Metoecus paradoxus, also known as the wasp nest beetle and eyelash bug, is a species of Metoecus in the family Ripiphoridae.

==Description==
M. paradoxus measures approximately 10 mm in length. It has a dark head and body and paler, orange-coloured pointed elytra that do not completely cover the abdomen. It has feathery antennae.

==Biology and lifecycle==
M. paradoxus is primarily a parasitoid of Vespula vulgaris (the common wasp). Adult females lay eggs in decaying wood in autumn, which hatch in spring or summer. The first instar triungulin clings to a V. vulgaris worker to be transported to the nest. Once at the nest, the larva parasitises a wasp larva – once the larva has closed the cell, the M. paradoxus larva consumes the host and pupates in its place. Adults emerge from late July to early October. The development from larva to adult takes less than one month. Adult beetles live for between 6 and 12 days and probably do not feed.

== Chemical mechanisms ==
Parasites employ various mechanisms, including chemical mimicry and chemical camouflage, to mimic the host colony's odor. When the M. paradoxus beetle penetrates the V. vulgaris host, it is vital that it avoids being detected. The same goes for all parasitic social insect species. These beetles seem to avoid being detected by mimicking the cuticular hydrocarbon profile of their host, the common wasp. A study found that M. paradoxus shares around 91.1% of compounds with V. vulgaris.

==Pop culture==
In 2020, American rapper Megan Thee Stallion created an Instagram post featuring a video in which Megan's friend asks what a bug on the wall is. Megan responds with, "bitch, an eyelash bug [sic]," and the two laugh. Megan then calls the bug's eyelashes (which are its antennae) "on fleek" and adds that it "just got [its] eyelashes done at the club." The bug then begins to fly, causing Megan and her friend to panic, and the video stops.

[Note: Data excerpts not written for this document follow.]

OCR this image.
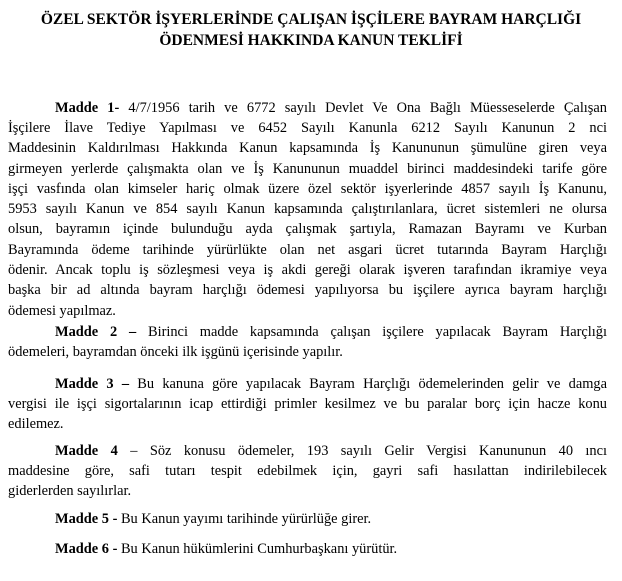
ÖZEL SEKTÖR İŞYERLERİNDE ÇALIŞAN İŞÇİLERE BAYRAM HARÇLIĞI
ÖDENMESİ HAKKINDA KANUN TEKLİFİ
Madde 1- 4/7/1956 tarih ve 6772 sayılı Devlet Ve Ona Bağlı Müesseselerde Çalışan
İşçilere İlave Tediye Yapılması ve 6452 Sayılı Kanunla 6212 Sayılı Kanunun 2 nci
Maddesinin Kaldırılması Hakkında Kanun kapsamında İş Kanununun şümulüne giren veya
girmeyen yerlerde çalışmakta olan ve İş Kanununun muaddel birinci maddesindeki tarife göre
işçi vasfında olan kimseler hariç olmak üzere özel sektör işyerlerinde 4857 sayılı İş Kanunu,
5953 sayılı Kanun ve 854 sayılı Kanun kapsamında çalıştırılanlara, ücret sistemleri ne olursa
olsun, bayramın içinde bulunduğu ayda çalışmak şartıyla, Ramazan Bayramı ve Kurban
Bayramında ödeme tarihinde yürürlükte olan net asgari ücret tutarında Bayram Harçlığı
ödenir. Ancak toplu iş sözleşmesi veya iş akdi gereği olarak işveren tarafından ikramiye veya
başka bir ad altında bayram harçlığı ödemesi yapılıyorsa bu işçilere ayrıca bayram harçlığı
ödemesi yapılmaz.
Madde 2 – Birinci madde kapsamında çalışan işçilere yapılacak Bayram Harçlığı
ödemeleri, bayramdan önceki ilk işgünü içerisinde yapılır.
Madde 3 – Bu kanuna göre yapılacak Bayram Harçlığı ödemelerinden gelir ve damga
vergisi ile işçi sigortalarının icap ettirdiği primler kesilmez ve bu paralar borç için hacze konu
edilemez.
Madde 4 – Söz konusu ödemeler, 193 sayılı Gelir Vergisi Kanununun 40 ıncı
maddesine göre, safi tutarı tespit edebilmek için, gayri safi hasılattan indirilebilecek
giderlerden sayılırlar.
Madde 5 - Bu Kanun yayımı tarihinde yürürlüğe girer.
Madde 6 - Bu Kanun hükümlerini Cumhurbaşkanı yürütür.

The video has since gone viral and has become an internet meme.

A second recording shows comments of people reacting to it and identifying it as M. paradoxus as Megan's friend shows her images of it, to which Megan replies, "Bitch, that is her. Look at them damn lashes! That is crazy." However, the bug in the video appears to be a male Pterotus obscuripennis, of the firefly family.